Tutto mi sarei aspettato, ma mai un confronto diretto tra noi. In nessuna occasione abbiamo avuto grandi conversazioni: lui ha sempre preferito aggirarmi, come se non riuscisse a spingersi oltre una qualche barriera invisibile.
Adesso, invece, si è completamente fiondato contro il vetro, distruggendolo in un paio di minuti.

Mi ha sbraitato contro, l'abbiamo fatto entrambi, tuttavia mi sono sentito felice, quasi speciale.
Riesco ancora a percepire il calore della nostra stretta di mano.
Un gesto prezioso per un tipo insicuro come me.
Scuoto piano la testa, mentre mi sento sciocco a pensarlo.
Magari, Damien l'ha preso solo come un modo per difendere il suo migliore amico e niente di più. Come sempre avrò dato per scontato il pronostico favorevole, e di sicuro il nostro rapporto tornerà quello di prima: sorrisi di circostanza e aria tesa.

Sbuffo. Ho altro a cui pensare.
Daniel è fermo al mio fianco e non ha proferito neppure un vocabolo; è già tanto se respira.
Azzardo una mano contro la sua e lui sussulta, preso alla sprovvista.

«Possiamo parlare?» dico timido, l'agitazione che sale e infonde il mio petto.
Devo stare calmo, andrà tutto bene.
I suoi occhi si infrangono nei miei e basta quel semplice tocco a farmi tremare le gambe, a scioglierle completamente.

Sarò in grado di tirare fuori altre parole, oltre queste due? Forse no.

Daniel mi inibisce, blocca il mio fiato e aumenta a dismisura il battito del cuore. A volte, temo quasi di vedere il mio organo uscire dalla sua nicchia e andare chissà dove, ebbro di felicità.
Lo osservo inclinare le labbra verso l'alto.
«Mi piacerebbe molto» risponde, sigillando le sue dita con le mie.
Un gesto forte; un gesto che vale più di mille frasi.
Daniel è fatto così: è capace di esaltare ogni sentimento senza metterci neppure troppo impegno.
Gli esce naturale, fa parte della sua essenza.
Le mie guance vanno a fuoco, roventi più del sole sulla nostra pelle, seccando le piccole gocce di sudore.

Forza, Nathan.
Forza.

Ci allontaniamo dal gruppo di persone sulla spiaggia, persino dai nostri stessi amici, e Daniel si siede su un tronco largo. Deve averlo portato la marea, gli intrecci nel legno sono enigmatici e meravigliosi.
Rammento a me stesso di non essere qui per ammirare la natura.
Imito i suoi movimenti e, solo in quel momento, noto le sue spalle tese e rigide.

Non sono il solo ad essere agitato, a quanto pare.

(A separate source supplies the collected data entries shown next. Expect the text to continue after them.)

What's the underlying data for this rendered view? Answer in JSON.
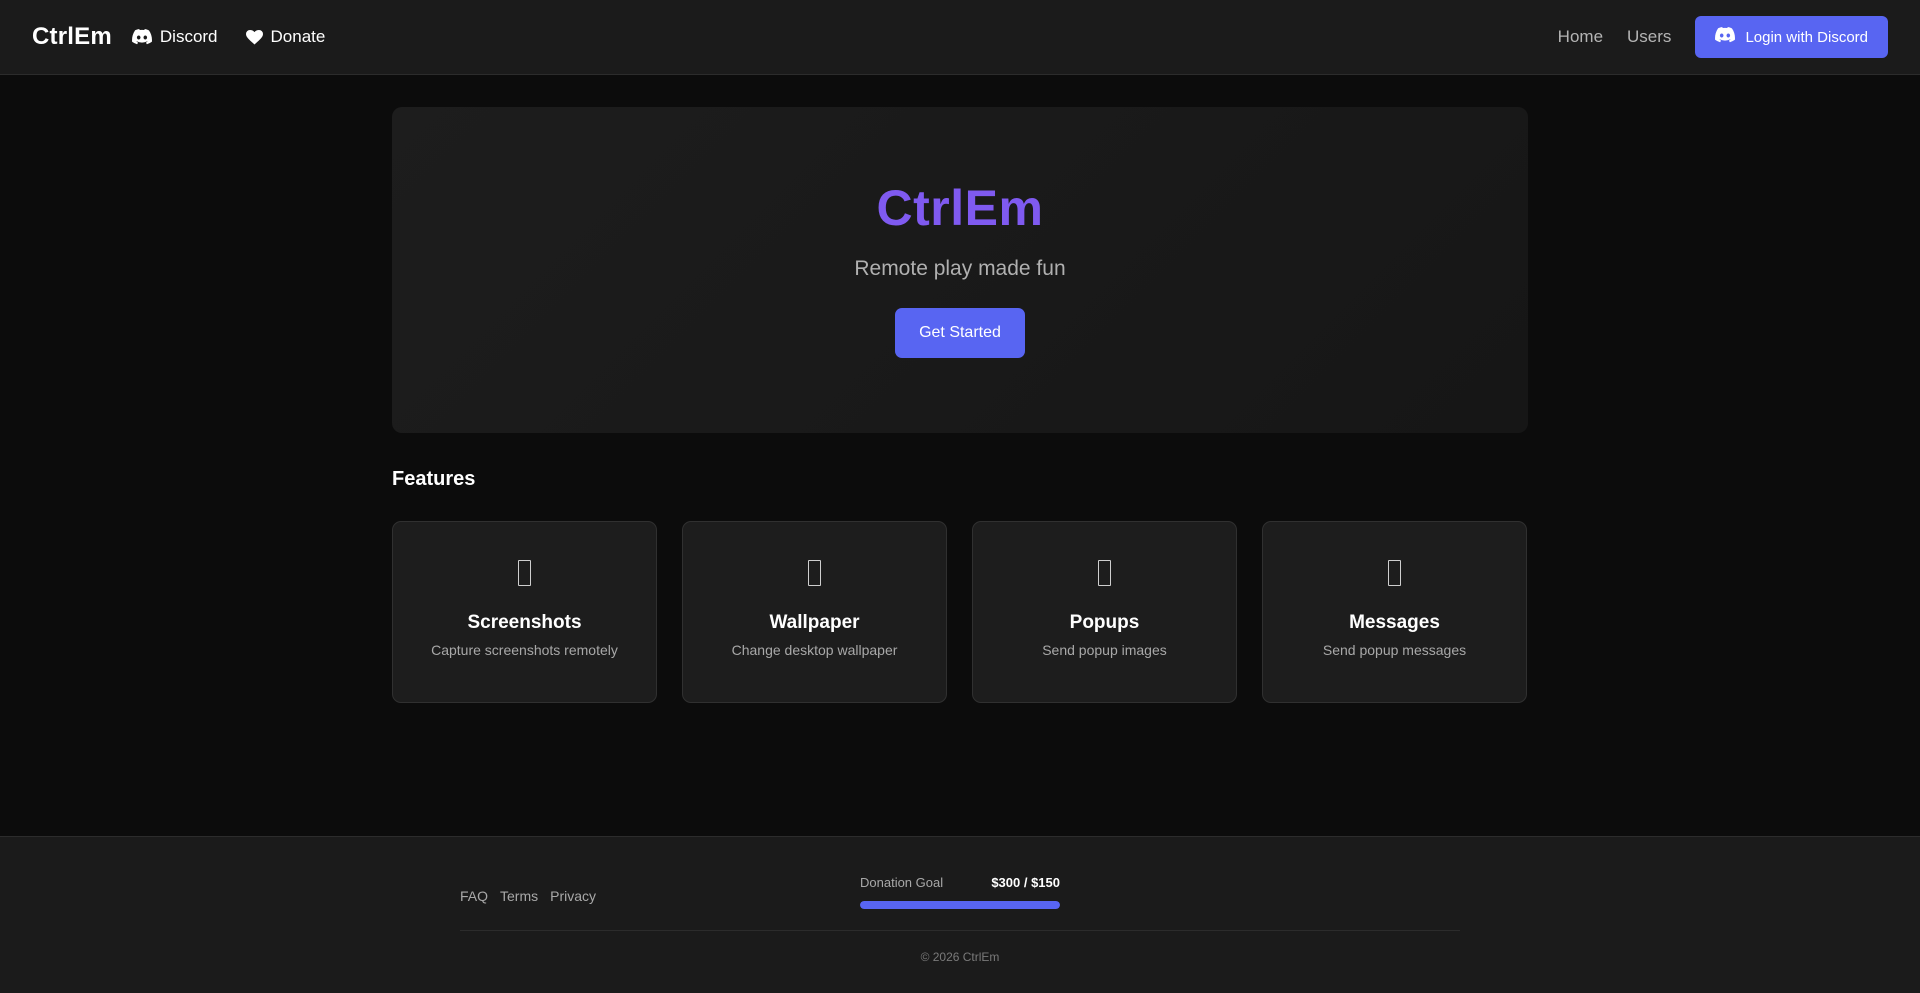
{
  "navbar": {
    "brand": "CtrlEm",
    "discord_label": "Discord",
    "donate_label": "Donate",
    "home_label": "Home",
    "users_label": "Users",
    "login_label": "Login with Discord"
  },
  "hero": {
    "title": "CtrlEm",
    "subtitle": "Remote play made fun",
    "cta_label": "Get Started"
  },
  "features": {
    "heading": "Features",
    "items": [
      {
        "title": "Screenshots",
        "description": "Capture screenshots remotely",
        "icon": "screenshot-icon"
      },
      {
        "title": "Wallpaper",
        "description": "Change desktop wallpaper",
        "icon": "wallpaper-icon"
      },
      {
        "title": "Popups",
        "description": "Send popup images",
        "icon": "popup-icon"
      },
      {
        "title": "Messages",
        "description": "Send popup messages",
        "icon": "message-icon"
      }
    ]
  },
  "footer": {
    "links": [
      "FAQ",
      "Terms",
      "Privacy"
    ],
    "donation_label": "Donation Goal",
    "donation_amount": "$300 / $150",
    "donation_progress": 1.0,
    "copyright": "© 2026 CtrlEm"
  },
  "colors": {
    "accent": "#5865f2",
    "brand_purple": "#7f5af0",
    "background": "#0c0c0c"
  }
}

«Ci sono poche onde, oggi» esordisce lui fissando in avanti, spaziando sulla distesa azzurra quasi piatta.

Aggrotto la fronte. Perché sta parlando del mare?

Lo ascolto proseguire e spostarsi su tutto ciò che gli capita a tiro, come un ragazzino che gioca a pallone per poi cadere e trascinare giù alcuni amici, o un castello di sabbia abbandonato e i secchielli sparsi tutt'attorno.
Gli sfioro il braccio e, per la seconda volta nel giro di poco, sussulta.
Abbozza un sorriso, uno tra il triste e il pentito.

Sono io a farlo sentire così?

«Scusa. Quando provo nervosismo tendo a sviare il discorso in ogni modo» spiega giocherellando con il bracciale di metallo al polso.
Dischiudo le labbra, il fiato fugge via.
Che stupido sono.
Ho pensato a me stesso e ai miei problemi, ignorando i suoi.
Eppure si è confidato con me, avrei dovuto comprenderlo.

Volto il busto e le gambe nella sua direzione, ginocchio contro ginocchio.
Il suo sguardo si fa attento, profondo come mai l'ho visto prima di adesso. Una nota calda e fredda miscelata assieme.
Iniziare a parlare è sempre complicato, e Daniel posa una mano sulla mia, calda e rassicurante.
I miei occhi si inumidiscono, sommerso dal suo affetto.
Questo ragazzo ha un cuore immenso e un'empatia senza eguali.
Mi mordo le labbra convinto e assorbo la sua sicurezza.